Home / POLITICS / Seven US Senators urge the Justice Department to probe Rudolph Giuliani’s foreign activity

Seven US Senators urge the Justice Department to probe Rudolph Giuliani’s foreign activity

Seven Senate Democrats are asking the Justice Department to review whether President Trump’s lawyer Rudy Giuliani has complied with the Foreign Agents Registration Act.

The senators allege in a letter dated Wednesday that recent news reports suggest Mr. Giuliani has conducted a number of political and public relations activities on behalf of foreign entities that would seem to require him to register as a foreign agent, the Wall Street Journal informs, quoted by digi24.ro.

According to the source, the seven senators mention the letter sent by Giuliani to the Romanian authorities. They also mention that Giuliani worked, since April, as lawyer of US President Donald Trump, on the file regarding Russia’s involvement in the presidential elections in 2016.

Rudolph Giuliani said the steps made by the senators are useless, as they will find nothing illegal.

As ‘Romania Journal’ reported, Rudolph Giuliani, US President’s lawyer, sent a letter to President Klaus Iohannis, Prime Minister Viorica Dancila and the two Parliament Speakers, regarding the protocols signed by the Prosecutor General’s Office and the Romanian Intelligence Service (SRI).

Giuliani pointed at signatories of the protocols Laura Codruta Kovesi and the currently serving Ambassador to Washington DC, George Maior, and called for the clarification of the protocols.

The US Embassy in Bucharest informed on Tuesday that “the US government does not comment on the views or conclusions of private US citizens,” after being asked about the letter sent by Rudolph Giuliani to President Klaus Iohannis.

Last week politico.eu reported that Donald Trump’s personal lawyer Rudy Giuliani was being paid by a global consulting firm when he sent a letter to the president of Romania last week that contradicted the U.S. government’s official position.

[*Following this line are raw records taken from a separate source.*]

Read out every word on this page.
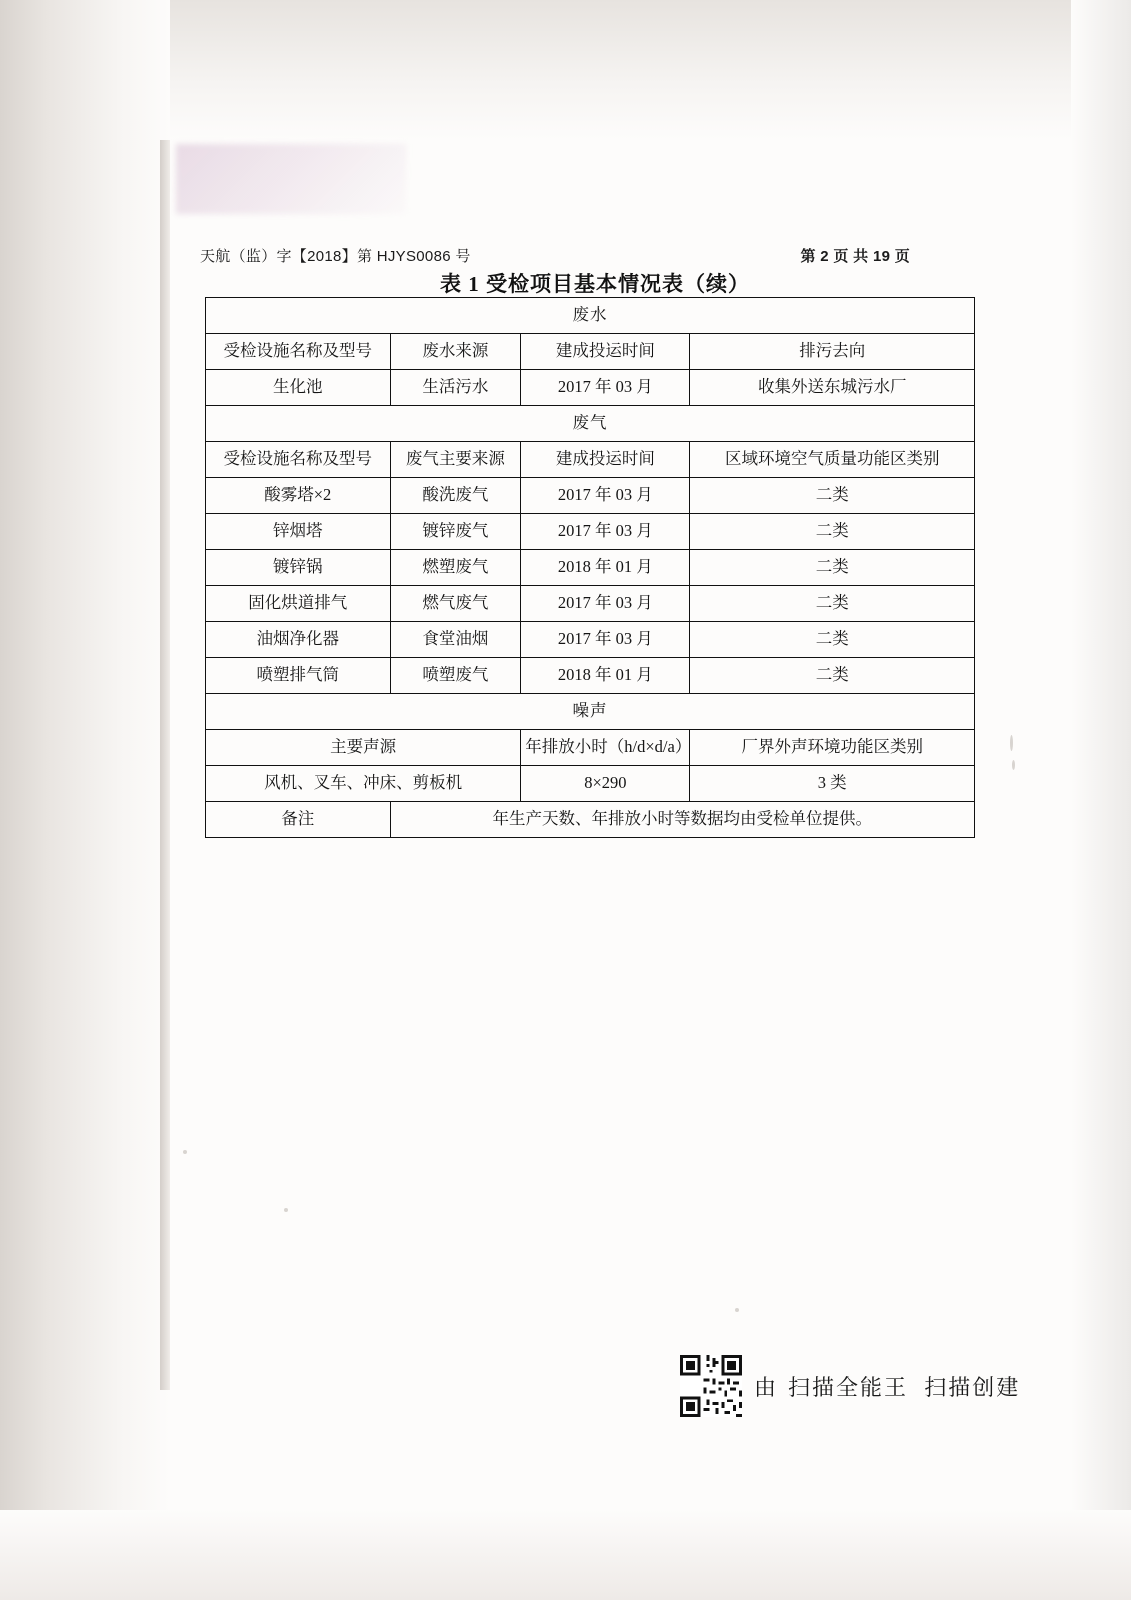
天航（监）字【2018】第 HJYS0086 号	第 2 页 共 19 页
表 1 受检项目基本情况表（续）
废水			
受检设施名称及型号	废水来源	建成投运时间	排污去向
生化池	生活污水	2017 年 03 月	收集外送东城污水厂
废气			
受检设施名称及型号	废气主要来源	建成投运时间	区域环境空气质量功能区类别
酸雾塔×2	酸洗废气	2017 年 03 月	二类
锌烟塔	镀锌废气	2017 年 03 月	二类
镀锌锅	燃塑废气	2018 年 01 月	二类
固化烘道排气	燃气废气	2017 年 03 月	二类
油烟净化器	食堂油烟	2017 年 03 月	二类
喷塑排气筒	喷塑废气	2018 年 01 月	二类
噪声			
主要声源		年排放小时（h/d×d/a）	厂界外声环境功能区类别
风机、叉车、冲床、剪板机		8×290	3 类
备注	年生产天数、年排放小时等数据均由受检单位提供。		
由 扫描全能王 扫描创建
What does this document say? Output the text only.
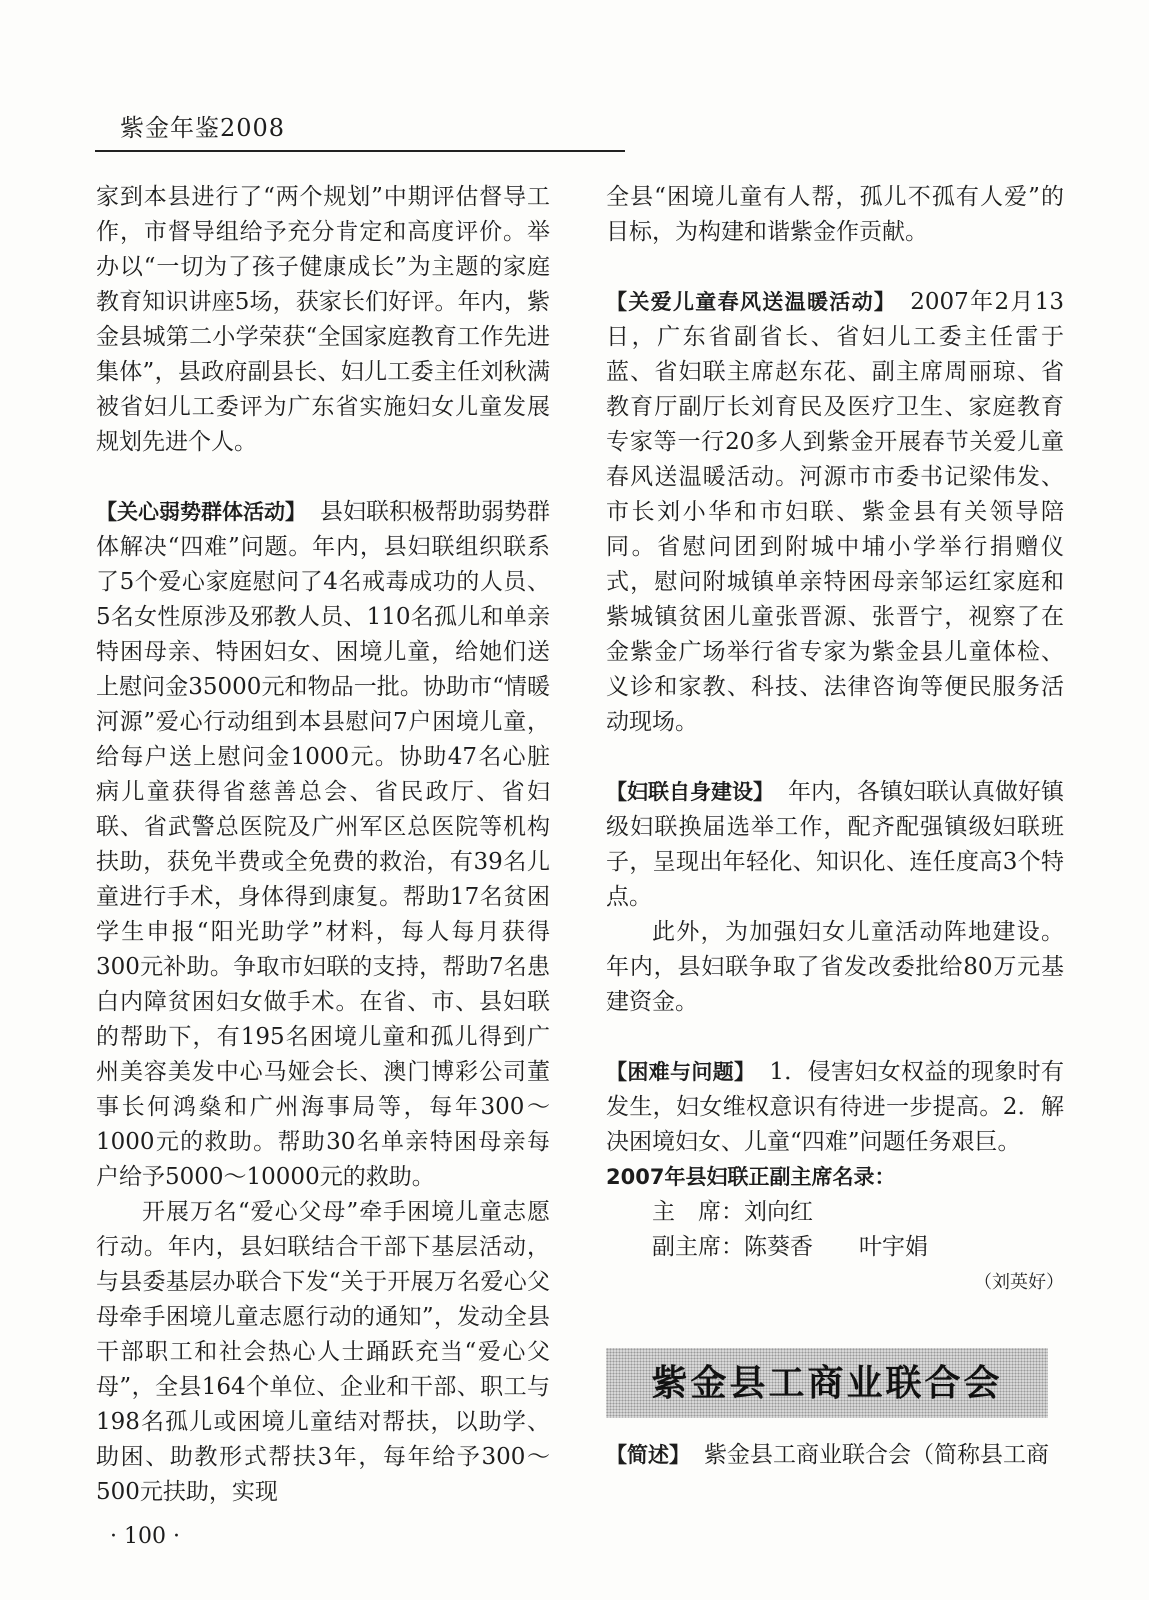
紫金年鉴2008

家到本县进行了“两个规划”中期评估督导工作，市督导组给予充分肯定和高度评价。举办以“一切为了孩子健康成长”为主题的家庭教育知识讲座5场，获家长们好评。年内，紫金县城第二小学荣获“全国家庭教育工作先进集体”，县政府副县长、妇儿工委主任刘秋满被省妇儿工委评为广东省实施妇女儿童发展规划先进个人。

【关心弱势群体活动】 县妇联积极帮助弱势群体解决“四难”问题。年内，县妇联组织联系了5个爱心家庭慰问了4名戒毒成功的人员、5名女性原涉及邪教人员、110名孤儿和单亲特困母亲、特困妇女、困境儿童，给她们送上慰问金35000元和物品一批。协助市“情暖河源”爱心行动组到本县慰问7户困境儿童，给每户送上慰问金1000元。协助47名心脏病儿童获得省慈善总会、省民政厅、省妇联、省武警总医院及广州军区总医院等机构扶助，获免半费或全免费的救治，有39名儿童进行手术，身体得到康复。帮助17名贫困学生申报“阳光助学”材料，每人每月获得300元补助。争取市妇联的支持，帮助7名患白内障贫困妇女做手术。在省、市、县妇联的帮助下，有195名困境儿童和孤儿得到广州美容美发中心马娅会长、澳门博彩公司董事长何鸿燊和广州海事局等，每年300～1000元的救助。帮助30名单亲特困母亲每户给予5000～10000元的救助。

开展万名“爱心父母”牵手困境儿童志愿行动。年内，县妇联结合干部下基层活动，与县委基层办联合下发“关于开展万名爱心父母牵手困境儿童志愿行动的通知”，发动全县干部职工和社会热心人士踊跃充当“爱心父母”，全县164个单位、企业和干部、职工与198名孤儿或困境儿童结对帮扶，以助学、助困、助教形式帮扶3年，每年给予300～500元扶助，实现

全县“困境儿童有人帮，孤儿不孤有人爱”的目标，为构建和谐紫金作贡献。

【关爱儿童春风送温暖活动】 2007年2月13日，广东省副省长、省妇儿工委主任雷于蓝、省妇联主席赵东花、副主席周丽琼、省教育厅副厅长刘育民及医疗卫生、家庭教育专家等一行20多人到紫金开展春节关爱儿童春风送温暖活动。河源市市委书记梁伟发、市长刘小华和市妇联、紫金县有关领导陪同。省慰问团到附城中埔小学举行捐赠仪式，慰问附城镇单亲特困母亲邹运红家庭和紫城镇贫困儿童张晋源、张晋宁，视察了在金紫金广场举行省专家为紫金县儿童体检、义诊和家教、科技、法律咨询等便民服务活动现场。

【妇联自身建设】 年内，各镇妇联认真做好镇级妇联换届选举工作，配齐配强镇级妇联班子，呈现出年轻化、知识化、连任度高3个特点。

此外，为加强妇女儿童活动阵地建设。年内，县妇联争取了省发改委批给80万元基建资金。

【困难与问题】 1．侵害妇女权益的现象时有发生，妇女维权意识有待进一步提高。2．解决困境妇女、儿童“四难”问题任务艰巨。

2007年县妇联正副主席名录：

主　席：刘向红

副主席：陈葵香　　叶宇娟

（刘英好）

紫金县工商业联合会

【简述】 紫金县工商业联合会（简称县工商

· 100 ·
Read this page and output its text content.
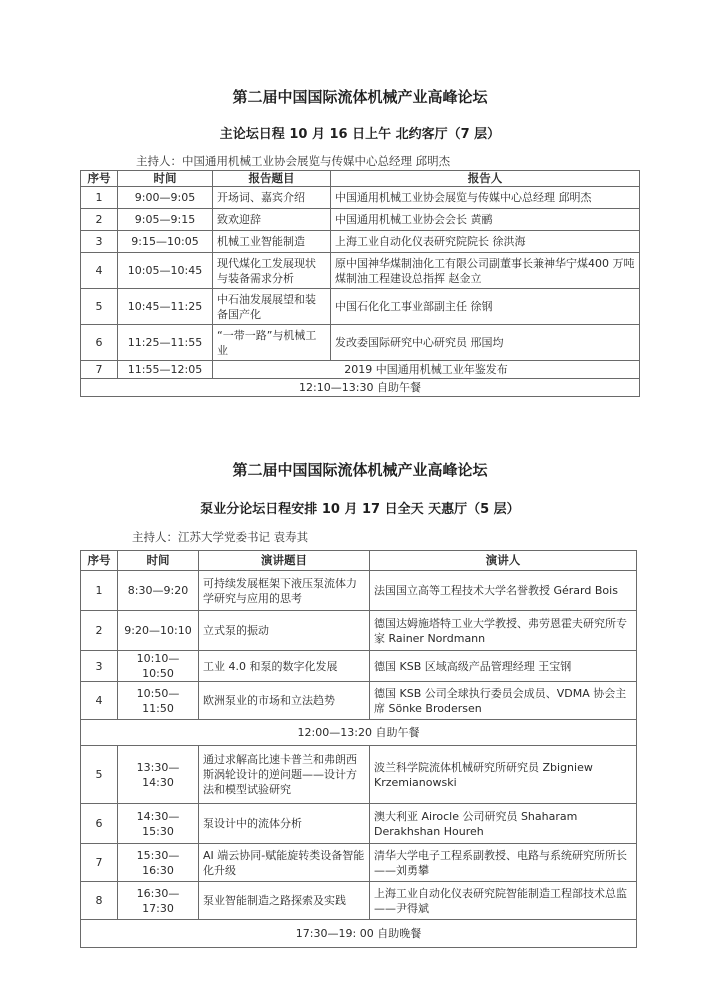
第二届中国国际流体机械产业高峰论坛
主论坛日程 10 月 16 日上午 北约客厅（7 层）
主持人：中国通用机械工业协会展览与传媒中心总经理 邱明杰
序号	时间	报告题目	报告人
1	9:00—9:05	开场词、嘉宾介绍	中国通用机械工业协会展览与传媒中心总经理 邱明杰
2	9:05—9:15	致欢迎辞	中国通用机械工业协会会长 黄鹂
3	9:15—10:05	机械工业智能制造	上海工业自动化仪表研究院院长 徐洪海
4	10:05—10:45	现代煤化工发展现状与装备需求分析	原中国神华煤制油化工有限公司副董事长兼神华宁煤400 万吨煤制油工程建设总指挥 赵金立
5	10:45—11:25	中石油发展展望和装备国产化	中国石化化工事业部副主任 徐钢
6	11:25—11:55	“一带一路”与机械工业	发改委国际研究中心研究员 邢国均
7	11:55—12:05	2019 中国通用机械工业年鉴发布	
12:10—13:30 自助午餐			
第二届中国国际流体机械产业高峰论坛
泵业分论坛日程安排 10 月 17 日全天 天惠厅（5 层）
主持人：江苏大学党委书记 袁寿其
序号	时间	演讲题目	演讲人
1	8:30—9:20	可持续发展框架下液压泵流体力学研究与应用的思考	法国国立高等工程技术大学名誉教授 Gérard Bois
2	9:20—10:10	立式泵的振动	德国达姆施塔特工业大学教授、弗劳恩霍夫研究所专家 Rainer Nordmann
3	10:10—10:50	工业 4.0 和泵的数字化发展	德国 KSB 区域高级产品管理经理 王宝钢
4	10:50—11:50	欧洲泵业的市场和立法趋势	德国 KSB 公司全球执行委员会成员、VDMA 协会主席 Sönke Brodersen
12:00—13:20 自助午餐			
5	13:30—14:30	通过求解高比速卡普兰和弗朗西斯涡轮设计的逆问题——设计方法和模型试验研究	波兰科学院流体机械研究所研究员 Zbigniew Krzemianowski
6	14:30—15:30	泵设计中的流体分析	澳大利亚 Airocle 公司研究员 Shaharam Derakhshan Houreh
7	15:30—16:30	AI 端云协同-赋能旋转类设备智能化升级	清华大学电子工程系副教授、电路与系统研究所所长——刘勇攀
8	16:30—17:30	泵业智能制造之路探索及实践	上海工业自动化仪表研究院智能制造工程部技术总监——尹得斌
17:30—19: 00 自助晚餐			
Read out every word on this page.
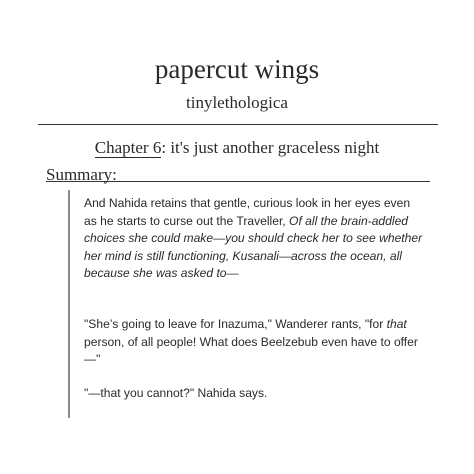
papercut wings
tinylethologica
Chapter 6: it's just another graceless night
Summary:

And Nahida retains that gentle, curious look in her eyes even as he starts to curse out the Traveller, Of all the brain-addled choices she could make—you should check her to see whether her mind is still functioning, Kusanali—across the ocean, all because she was asked to—

"She’s going to leave for Inazuma," Wanderer rants, "for that person, of all people! What does Beelzebub even have to offer—"

"—that you cannot?" Nahida says.
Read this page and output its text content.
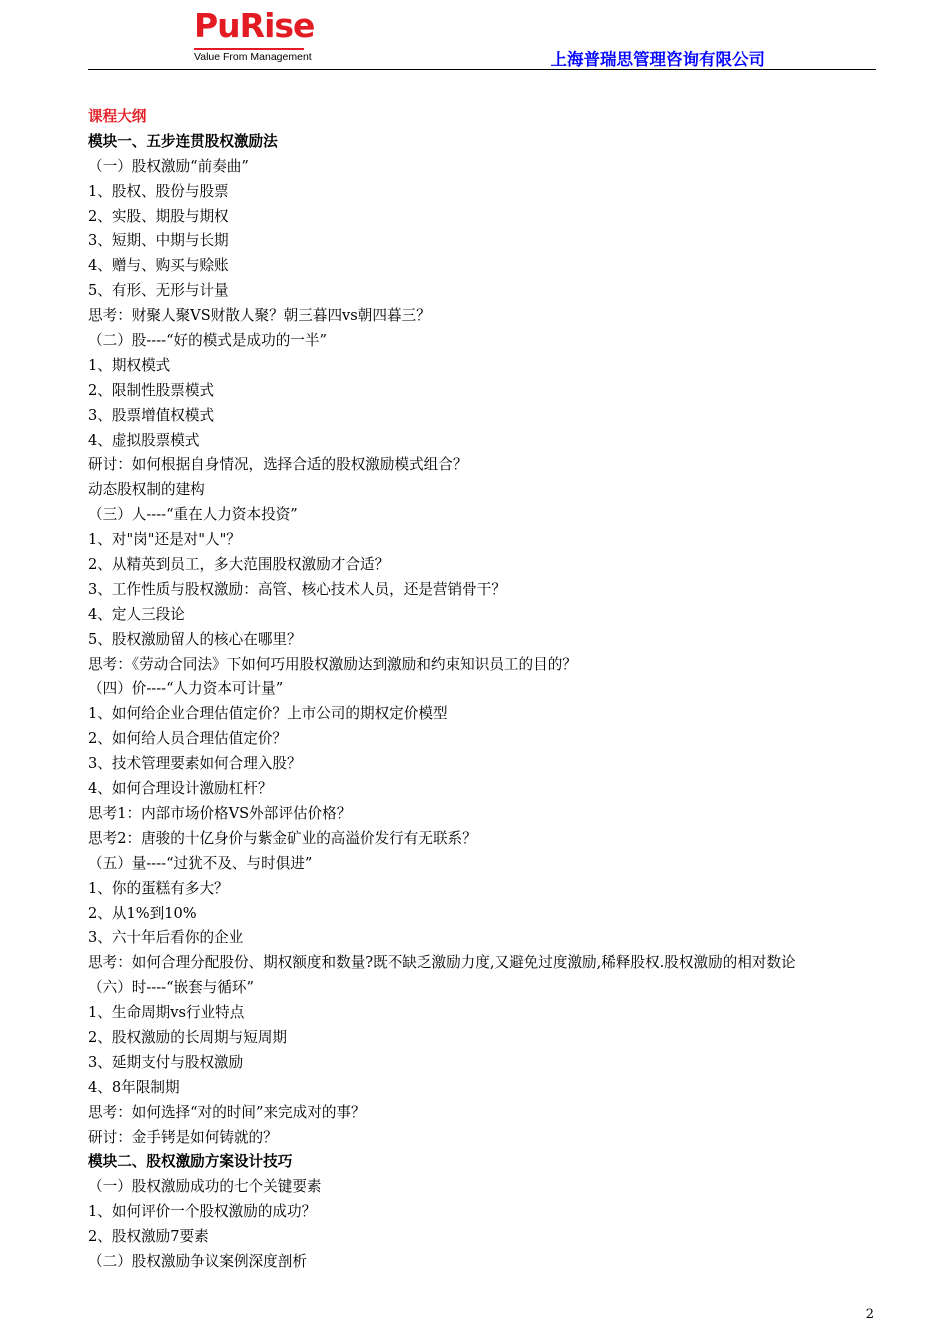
PuRise
Value From Management	上海普瑞思管理咨询有限公司
课程大纲
模块一、五步连贯股权激励法
（一）股权激励“前奏曲”
1、股权、股份与股票
2、实股、期股与期权
3、短期、中期与长期
4、赠与、购买与赊账
5、有形、无形与计量
思考：财聚人聚VS财散人聚？朝三暮四vs朝四暮三？
（二）股----“好的模式是成功的一半”
1、期权模式
2、限制性股票模式
3、股票增值权模式
4、虚拟股票模式
研讨：如何根据自身情况，选择合适的股权激励模式组合？
动态股权制的建构
（三）人----“重在人力资本投资”
1、对"岗"还是对"人"？
2、从精英到员工，多大范围股权激励才合适？
3、工作性质与股权激励：高管、核心技术人员，还是营销骨干？
4、定人三段论
5、股权激励留人的核心在哪里？
思考：《劳动合同法》下如何巧用股权激励达到激励和约束知识员工的目的？
（四）价----“人力资本可计量”
1、如何给企业合理估值定价？上市公司的期权定价模型
2、如何给人员合理估值定价？
3、技术管理要素如何合理入股？
4、如何合理设计激励杠杆？
思考1：内部市场价格VS外部评估价格？
思考2：唐骏的十亿身价与紫金矿业的高溢价发行有无联系？
（五）量----“过犹不及、与时俱进”
1、你的蛋糕有多大？
2、从1%到10%
3、六十年后看你的企业
思考：如何合理分配股份、期权额度和数量?既不缺乏激励力度,又避免过度激励,稀释股权.股权激励的相对数论
（六）时----“嵌套与循环”
1、生命周期vs行业特点
2、股权激励的长周期与短周期
3、延期支付与股权激励
4、8年限制期
思考：如何选择“对的时间”来完成对的事？
研讨：金手铐是如何铸就的？
模块二、股权激励方案设计技巧
（一）股权激励成功的七个关键要素
1、如何评价一个股权激励的成功？
2、股权激励7要素
（二）股权激励争议案例深度剖析
2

It said that Giuliani’s letter to Romanian President Klaus Iohannis appeared to take sides in a fight at the top of the Romanian government over how to rein in high-level corruption.

Also last week, Mr. Giuliani said that despite representing Mr. Trump he was “still an independent lawyer and consultant.” He said the work involving Romania was through his security company, Giuliani Security & Safety, which had been retained by Freeh Group International Solutions, a security company run by Louis J. Freeh, a former director of the F.B.I., The New York Times informed in its online edition.

“It has nothing to do with the U.S. government,” Mr. Giuliani said, referring to the Romania letter. “I advise on security, law enforcement and terrorism in many different countries. Private lawyers for the president have all had private practices.”

On the other hand, The Washington Post reported that a letter that Rudolph W. Giuliani sent to Romanian officials opposing a corruption crackdown in that country has drawn the attention of the State Department and renewed questions about his continued work for foreign clients while representing the president.